Round wood wafers, 4 mm thick along the grain and 2 cm in cross-sectional diameter, of green basswood (Tilia americana L.), yellow birch (Betula alleghaniensis Britton), and black cherry (Prunus serotina Ehrh.), and initially dried to equilibrium in air of 77% relative humidity and 25°C, were exposed to sinusoidally varying relative humidity between 77 and 47% at 25°C for many cycles at each of four different cycling periods, 5.33, 10.67, 16.0 and 25.33 hours. Moisture changes and radial and tangential dimensional changes in response to the imposed humidities, measured during initial drying and subsequent cycling, gave the following results: 1. The moisture and dimensional changes were generally sinusoidal but lagged behind the imposed humidity.
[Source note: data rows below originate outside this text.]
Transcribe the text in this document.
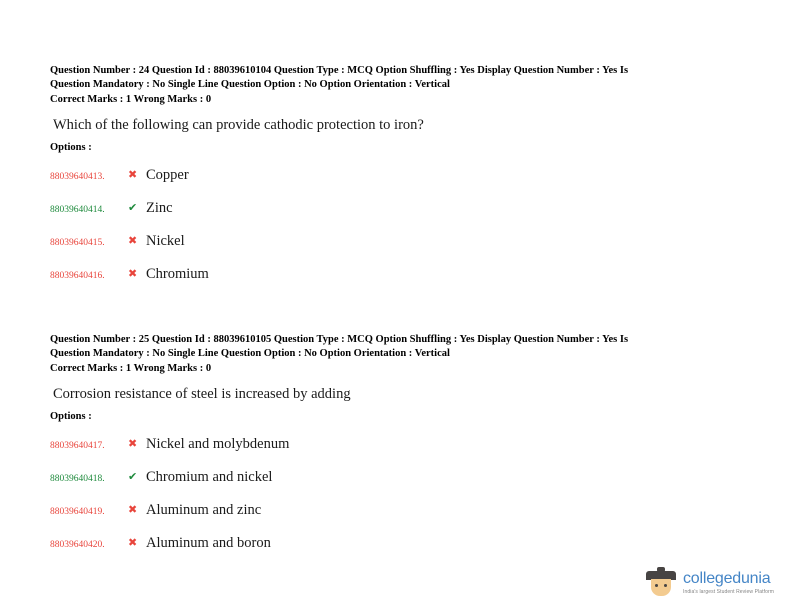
Question Number : 24 Question Id : 88039610104 Question Type : MCQ Option Shuffling : Yes Display Question Number : Yes Is
Question Mandatory : No Single Line Question Option : No Option Orientation : Vertical
Correct Marks : 1 Wrong Marks : 0
Which of the following can provide cathodic protection to iron?
Options :
88039640413.	✖ Copper
88039640414.	✔ Zinc
88039640415.	✖ Nickel
88039640416.	✖ Chromium
Question Number : 25 Question Id : 88039610105 Question Type : MCQ Option Shuffling : Yes Display Question Number : Yes Is
Question Mandatory : No Single Line Question Option : No Option Orientation : Vertical
Correct Marks : 1 Wrong Marks : 0
Corrosion resistance of steel is increased by adding
Options :
88039640417.	✖ Nickel and molybdenum
88039640418.	✔ Chromium and nickel
88039640419.	✖ Aluminum and zinc
88039640420.	✖ Aluminum and boron
collegedunia
India's largest Student Review Platform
The phase lag decreased and the amplitude increased with increasing cycling period. Both responses and phase lags approached repetitive or “steady-state” values as cycling was prolonged. 2. A numerical solution for moisture diffusion, assuming a constant diffusion coefficient and sinusoidally varying boundary moisture conditions, was used to simulate the average moisture content in the wafer at any time. The resulting curves were qualitatively similar to those obtained experimentally, the differences attributed primarily to the effects of hysteresis and stress relaxation. 3. The mean moisture diffusion coefficients, calculated from steady-state phase lag data combined with an analytical solution of the diffusion equation, decreased with increasing cycling period. The values obtained increased with decreasing wood specific gravity as anticipated, but their magnitudes were somewhat lower than theoretical values. 4. The dynamic moisture expansion coefficient was relatively constant during successive cycles, with no consistent effect of cycling period. The dynamic values were generally higher than the static values. 5. The dynamic humidity expansion coefficient increased with increasing cycling period. It was only about half that obtained from static experiments, presumably because of hysteresis. 6. The dynamic moisture sorption coefficient, which is the effective slope of the dynamic sorption isotherm, decreased with increasing number of cycles and decreasing cycling period. It was less than half the calculated static sorption isotherm in the same humidity range, presumably due to hysteresis.